The measure also would eviscerate the Affordable Care Act's consumer protections. These include protection for people with pre-existing medical conditions or histories, and requirements that every health plan cover 10 essential benefits, including maternity, mental health care, hospitalization and prescription drugs.
The bill would allow states to request waivers from these mandates--an invitation to states to allow insurers to market junk insurance to their residents. The states could also request waivers allowing insurers to charge those with pre-existing conditions more "as a condition of enrollment or continued enrollment… on the basis of any health status-related factor." Translation: Under such a waiver, insurers could check applicants' health or medical histories before setting premiums — even for renewals.
Without a substantive rationale for enactment, the argument that Republicans must fulfill their campaign pledge to repeal the Affordable Care Act may not be enough of a spur to secure the last few needed votes. It may become harder as more concrete evidence arrives of the damage the bill could wreak on state budgets coast-to-coast.

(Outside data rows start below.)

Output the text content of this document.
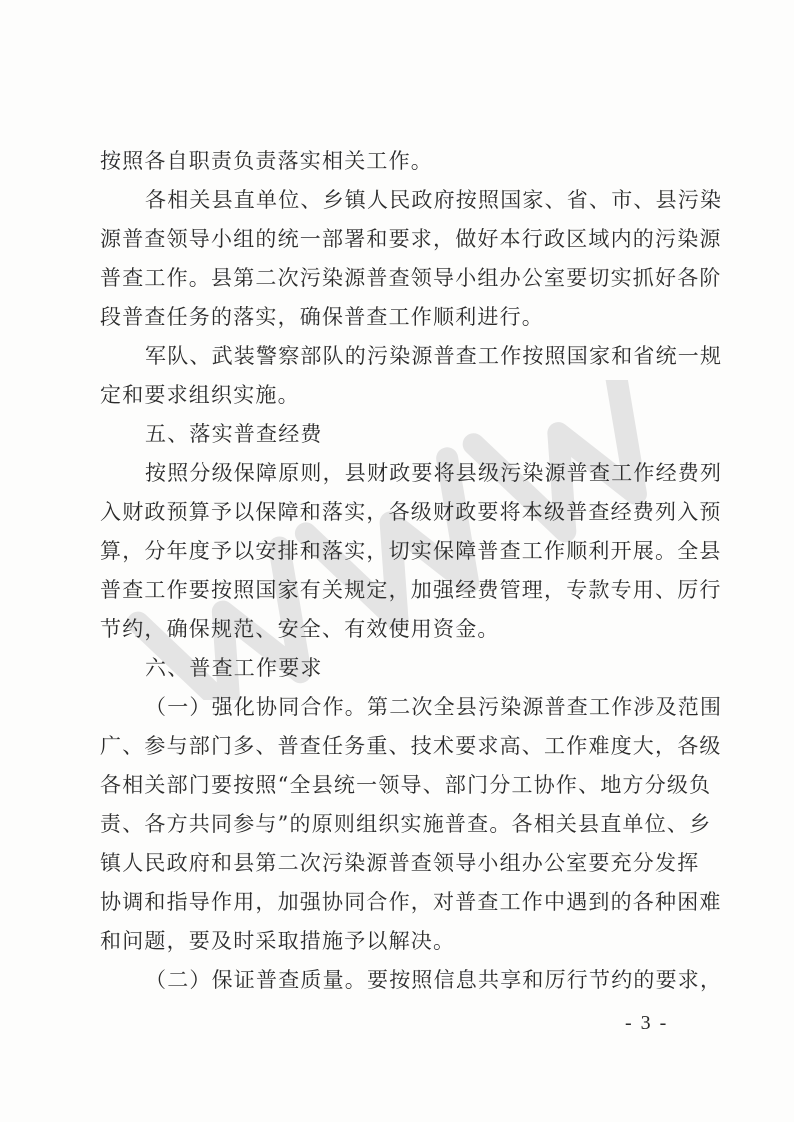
WWW
按照各自职责负责落实相关工作。
各相关县直单位、乡镇人民政府按照国家、省、市、县污染
源普查领导小组的统一部署和要求，做好本行政区域内的污染源
普查工作。县第二次污染源普查领导小组办公室要切实抓好各阶
段普查任务的落实，确保普查工作顺利进行。
军队、武装警察部队的污染源普查工作按照国家和省统一规
定和要求组织实施。
五、落实普查经费
按照分级保障原则，县财政要将县级污染源普查工作经费列
入财政预算予以保障和落实，各级财政要将本级普查经费列入预
算，分年度予以安排和落实，切实保障普查工作顺利开展。全县
普查工作要按照国家有关规定，加强经费管理，专款专用、厉行
节约，确保规范、安全、有效使用资金。
六、普查工作要求
（一）强化协同合作。第二次全县污染源普查工作涉及范围
广、参与部门多、普查任务重、技术要求高、工作难度大，各级
各相关部门要按照“全县统一领导、部门分工协作、地方分级负
责、各方共同参与”的原则组织实施普查。各相关县直单位、乡
镇人民政府和县第二次污染源普查领导小组办公室要充分发挥
协调和指导作用，加强协同合作，对普查工作中遇到的各种困难
和问题，要及时采取措施予以解决。
（二）保证普查质量。要按照信息共享和厉行节约的要求，
- 3 -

The Medicaid directors association observed that federal funding for the program comes to about 25% of the average state budget. Under the repeal bill's block-grant formula, according to Avalere, the biggest loser would be California, which would face a cut compared with current law of $181 billion, or 34%, through 2026 and $784 billion, or 44%, through 2036.

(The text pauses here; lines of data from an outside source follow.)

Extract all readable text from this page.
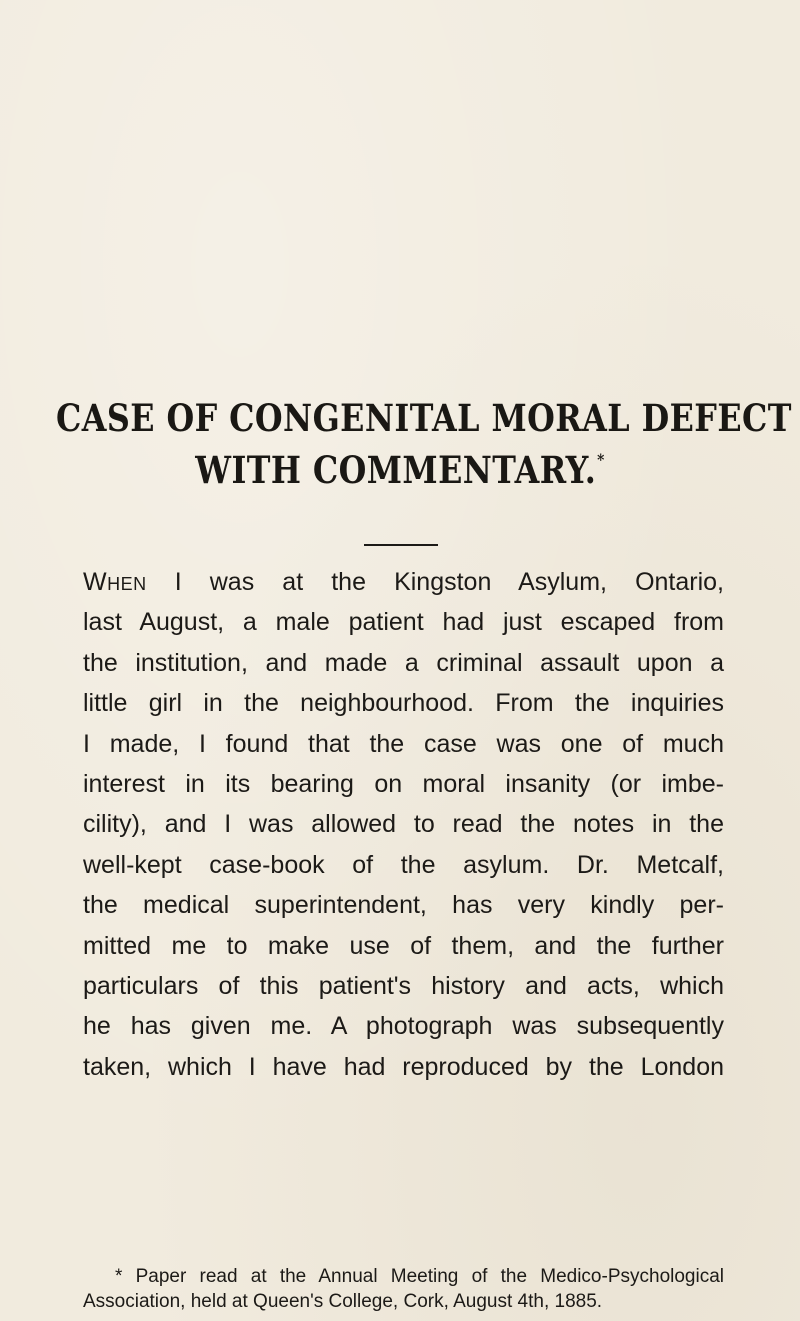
CASE OF CONGENITAL MORAL DEFECT
WITH COMMENTARY.*
When I was at the Kingston Asylum, Ontario,
last August, a male patient had just escaped from
the institution, and made a criminal assault upon a
little girl in the neighbourhood. From the inquiries
I made, I found that the case was one of much
interest in its bearing on moral insanity (or imbe-
cility), and I was allowed to read the notes in the
well-kept case-book of the asylum. Dr. Metcalf,
the medical superintendent, has very kindly per-
mitted me to make use of them, and the further
particulars of this patient's history and acts, which
he has given me. A photograph was subsequently
taken, which I have had reproduced by the London
* Paper read at the Annual Meeting of the Medico-Psychological
Association, held at Queen's College, Cork, August 4th, 1885.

The largest percentage cuts would be suffered by Heller's home state of Nevada. Avalere calculates that the state would lose 44% of its expected federal funding, or $10 billion, through 2026, and a staggering 56%, or $41 billion, through 2036. Among senators on the fence, McCain's home state of Arizona would lose 37% of its projected funding through 2036 and Murkowski's home state of Alaska would lose 31%. The repeal bill's sponsors reportedly have been trying to amend the bill to cushion the losses for Alaska in hopes of gaining her vote, however.